Nothing can come in the way of those who have set their goals up high and are determined to achieve them.
Not blindness. Not cancer. Not any other hurdle.
Tushar Rishi from Ranchi and Dharshana MV from Krishnagiri, two students who appeared for the CBSE Class 12 board exams this year have beaten all the odds and emerged victoriously. They scored 95 per cent and 96.2 per cent respectively.
Despite having being diagnosed with bone cancer in his left knee right after his class 10 mock exams in 2014, Tushar never gave up. A student of Delhi Public School(DPS), he failed to appear for the exams that year.
“I was under chemotherapy for around 11 months. It has obviously changed me a lot, but I try and stay focused on my academics,” he told Hindustan Times.
After chemotherapy sessions, he hit back stronger and secured a perfect 10 CGPA in Class 10 board exams, 2015. “I am in a much better condition now after all the treatments. But I have to visit AIIMS in every 3 to 4 months for check-ups and updates on my health,” he adds.
The 19-year old, who believes that allocating a little time each day reduces the impending exam pressure, has also authored a book named The Patient.
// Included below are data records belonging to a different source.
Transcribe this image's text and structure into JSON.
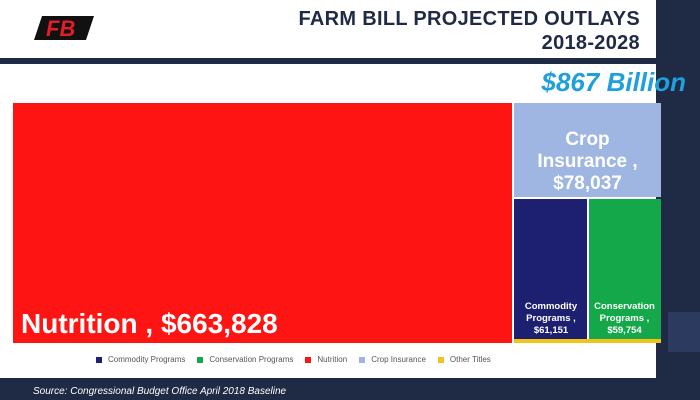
{
  "header": {
    "title_line1": "FARM BILL PROJECTED OUTLAYS",
    "title_line2": "2018-2028",
    "logo_text": "FB"
  },
  "total": "$867 Billion",
  "chart_data": {
    "type": "treemap",
    "total_label": "$867 Billion",
    "series": [
      {
        "name": "Nutrition",
        "value": 663828,
        "label": "Nutrition ,  $663,828",
        "color": "#ff1414"
      },
      {
        "name": "Crop Insurance",
        "value": 78037,
        "label_lines": [
          "Crop",
          "Insurance ,",
          "$78,037"
        ],
        "color": "#9fb6e3"
      },
      {
        "name": "Commodity Programs",
        "value": 61151,
        "label_lines": [
          "Commodity",
          "Programs ,",
          "$61,151"
        ],
        "color": "#1d2070"
      },
      {
        "name": "Conservation Programs",
        "value": 59754,
        "label_lines": [
          "Conservation",
          "Programs ,",
          "$59,754"
        ],
        "color": "#14a84a"
      },
      {
        "name": "Other Titles",
        "color": "#f0c419"
      }
    ],
    "legend": [
      {
        "name": "Commodity Programs",
        "color": "#1d2070"
      },
      {
        "name": "Conservation Programs",
        "color": "#14a84a"
      },
      {
        "name": "Nutrition",
        "color": "#ff1414"
      },
      {
        "name": "Crop Insurance",
        "color": "#9fb6e3"
      },
      {
        "name": "Other Titles",
        "color": "#f0c419"
      }
    ]
  },
  "footer": {
    "source": "Source: Congressional Budget Office April 2018 Baseline"
  },
  "colors": {
    "navy": "#1f2a44",
    "total_blue": "#1fa0dd"
  }
}
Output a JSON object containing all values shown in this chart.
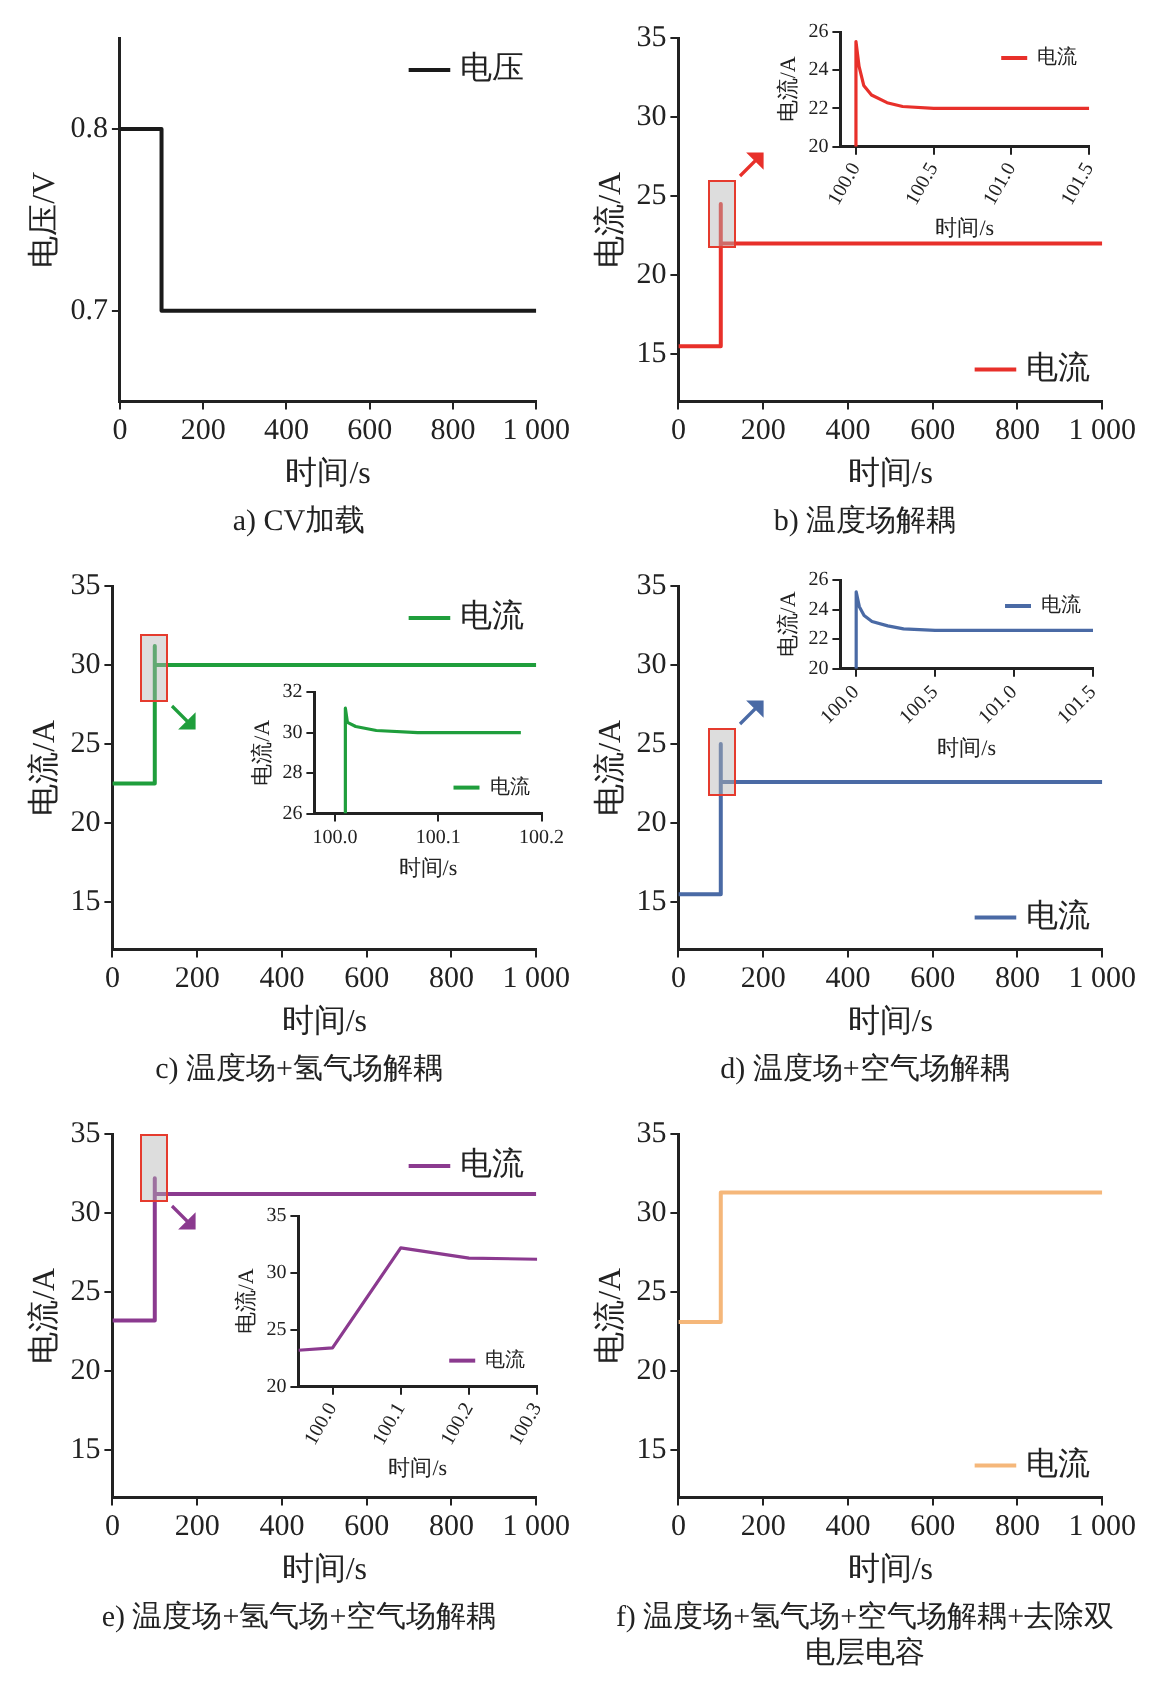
{
  "chart_data": [
    {
      "type": "line",
      "title": "a) CV加载",
      "xlabel": "时间/s",
      "ylabel": "电压/V",
      "x": [
        0,
        100,
        100,
        1000
      ],
      "xlim": [
        0,
        1000
      ],
      "xticks": [
        0,
        200,
        400,
        600,
        800,
        {
          "value": 1000,
          "label": "1 000"
        }
      ],
      "ylim": [
        0.65,
        0.85
      ],
      "yticks": [
        0.7,
        0.8
      ],
      "legend": "top right",
      "series": [
        {
          "name": "电压",
          "color": "#1a1a1a",
          "values": [
            0.8,
            0.8,
            0.7,
            0.7
          ]
        }
      ]
    },
    {
      "type": "line",
      "title": "b) 温度场解耦",
      "xlabel": "时间/s",
      "ylabel": "电流/A",
      "x": [
        0,
        100,
        100,
        100,
        1000
      ],
      "xlim": [
        0,
        1000
      ],
      "xticks": [
        0,
        200,
        400,
        600,
        800,
        {
          "value": 1000,
          "label": "1 000"
        }
      ],
      "ylim": [
        12,
        35
      ],
      "yticks": [
        15,
        20,
        25,
        30,
        35
      ],
      "legend": "bottom right",
      "series": [
        {
          "name": "电流",
          "color": "#e8302a",
          "values": [
            15.5,
            15.5,
            24.5,
            22,
            22
          ]
        }
      ]
    },
    {
      "type": "line",
      "xlabel": "时间/s",
      "ylabel": "电流/A",
      "x": [
        100,
        100,
        100.02,
        100.05,
        100.1,
        100.2,
        100.3,
        100.5,
        101,
        101.5
      ],
      "xlim": [
        99.9,
        101.5
      ],
      "xticks": [
        {
          "value": 100,
          "label": "100.0"
        },
        100.5,
        {
          "value": 101,
          "label": "101.0"
        },
        101.5
      ],
      "ylim": [
        20,
        26
      ],
      "yticks": [
        20,
        22,
        24,
        26
      ],
      "legend": "top right",
      "series": [
        {
          "name": "电流",
          "color": "#e8302a",
          "values": [
            20,
            25.5,
            24.2,
            23.2,
            22.7,
            22.3,
            22.1,
            22,
            22,
            22
          ]
        }
      ]
    },
    {
      "type": "line",
      "title": "c) 温度场+氢气场解耦",
      "xlabel": "时间/s",
      "ylabel": "电流/A",
      "x": [
        0,
        100,
        100,
        100,
        1000
      ],
      "xlim": [
        0,
        1000
      ],
      "xticks": [
        0,
        200,
        400,
        600,
        800,
        {
          "value": 1000,
          "label": "1 000"
        }
      ],
      "ylim": [
        12,
        35
      ],
      "yticks": [
        15,
        20,
        25,
        30,
        35
      ],
      "legend": "top right",
      "series": [
        {
          "name": "电流",
          "color": "#1f9e3c",
          "values": [
            22.5,
            22.5,
            31.2,
            30,
            30
          ]
        }
      ]
    },
    {
      "type": "line",
      "xlabel": "时间/s",
      "ylabel": "电流/A",
      "x": [
        100.01,
        100.01,
        100.012,
        100.02,
        100.04,
        100.08,
        100.18
      ],
      "xlim": [
        99.98,
        100.2
      ],
      "xticks": [
        {
          "value": 100,
          "label": "100.0"
        },
        100.1,
        100.2
      ],
      "ylim": [
        26,
        32
      ],
      "yticks": [
        26,
        28,
        30,
        32
      ],
      "legend": "bottom right",
      "series": [
        {
          "name": "电流",
          "color": "#1f9e3c",
          "values": [
            26,
            31.2,
            30.5,
            30.3,
            30.1,
            30,
            30
          ]
        }
      ]
    },
    {
      "type": "line",
      "title": "d) 温度场+空气场解耦",
      "xlabel": "时间/s",
      "ylabel": "电流/A",
      "x": [
        0,
        100,
        100,
        100,
        1000
      ],
      "xlim": [
        0,
        1000
      ],
      "xticks": [
        0,
        200,
        400,
        600,
        800,
        {
          "value": 1000,
          "label": "1 000"
        }
      ],
      "ylim": [
        12,
        35
      ],
      "yticks": [
        15,
        20,
        25,
        30,
        35
      ],
      "legend": "bottom right",
      "series": [
        {
          "name": "电流",
          "color": "#4a6aa5",
          "values": [
            15.5,
            15.5,
            25,
            22.6,
            22.6
          ]
        }
      ]
    },
    {
      "type": "line",
      "xlabel": "时间/s",
      "ylabel": "电流/A",
      "x": [
        100,
        100,
        100.02,
        100.05,
        100.1,
        100.2,
        100.3,
        100.5,
        101,
        101.5
      ],
      "xlim": [
        99.9,
        101.5
      ],
      "xticks": [
        {
          "value": 100,
          "label": "100.0"
        },
        100.5,
        {
          "value": 101,
          "label": "101.0"
        },
        101.5
      ],
      "ylim": [
        20,
        26
      ],
      "yticks": [
        20,
        22,
        24,
        26
      ],
      "legend": "top right",
      "series": [
        {
          "name": "电流",
          "color": "#4a6aa5",
          "values": [
            20,
            25.2,
            24.2,
            23.6,
            23.2,
            22.9,
            22.7,
            22.6,
            22.6,
            22.6
          ]
        }
      ]
    },
    {
      "type": "line",
      "title": "e) 温度场+氢气场+空气场解耦",
      "xlabel": "时间/s",
      "ylabel": "电流/A",
      "x": [
        0,
        100,
        100,
        100,
        1000
      ],
      "xlim": [
        0,
        1000
      ],
      "xticks": [
        0,
        200,
        400,
        600,
        800,
        {
          "value": 1000,
          "label": "1 000"
        }
      ],
      "ylim": [
        12,
        35
      ],
      "yticks": [
        15,
        20,
        25,
        30,
        35
      ],
      "legend": "top right",
      "series": [
        {
          "name": "电流",
          "color": "#8b3a8f",
          "values": [
            23.2,
            23.2,
            32.2,
            31.2,
            31.2
          ]
        }
      ]
    },
    {
      "type": "line",
      "xlabel": "时间/s",
      "ylabel": "电流/A",
      "x": [
        99.95,
        100,
        100.1,
        100.2,
        100.3
      ],
      "xlim": [
        99.95,
        100.3
      ],
      "xticks": [
        {
          "value": 100,
          "label": "100.0"
        },
        100.1,
        100.2,
        100.3
      ],
      "ylim": [
        20,
        35
      ],
      "yticks": [
        20,
        25,
        30,
        35
      ],
      "legend": "bottom right",
      "series": [
        {
          "name": "电流",
          "color": "#8b3a8f",
          "values": [
            23.2,
            23.4,
            32.2,
            31.3,
            31.2
          ]
        }
      ]
    },
    {
      "type": "line",
      "title": "f) 温度场+氢气场+空气场解耦+去除双电层电容",
      "xlabel": "时间/s",
      "ylabel": "电流/A",
      "x": [
        0,
        100,
        100,
        1000
      ],
      "xlim": [
        0,
        1000
      ],
      "xticks": [
        0,
        200,
        400,
        600,
        800,
        {
          "value": 1000,
          "label": "1 000"
        }
      ],
      "ylim": [
        12,
        35
      ],
      "yticks": [
        15,
        20,
        25,
        30,
        35
      ],
      "legend": "bottom right",
      "series": [
        {
          "name": "电流",
          "color": "#f5b77a",
          "values": [
            23.1,
            23.1,
            31.3,
            31.3
          ]
        }
      ]
    }
  ]
}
It charts the story of his struggle as a young cancer survivor. You can find the book on Amazon.
Tushar has managed to secure the phenomenal marks without any coaching and wishes to pursue graduation in English or Economics from Delhi University in the future.
Another awe-inspiring story is that of Dharshana, who did not let blindness stop her and scored 96.2 per cent in the Commerce stream.
A student of Nalanda International Public School in Krishnagiri, she appeared for the exam under the differently-abled category and emerged as one of the toppers.
Being blind in the right eye and having partial vision in the left, the preparation was challenging for Dharshana. Today, she attributes her success to the support she received from her family members and teachers.
“I use magnifying glasses to read books. I had opted for Computer Science as the fifth subject, but could not spend much time on computers. I wanted to score more, but my studying hours never crossed late in the night. It had to be done during the day,” she told News18.
Apart from regular lessons, she also made use of audio tools and took extra classes. Now, instead of partaking in the annual rat race for colleges, Dharshana wishes to pursue Carnatic music along with her entrepreneurial ambitions, citing MS Subbulakshmi as her inspiration.
“I want to study here (in Krishnagiri), where I can take up my passion for music. I want to be an entrepreneur and at the same time be a singer. I practice at home and sometimes I sing at concerts where people appreciate my singing talent,” she said.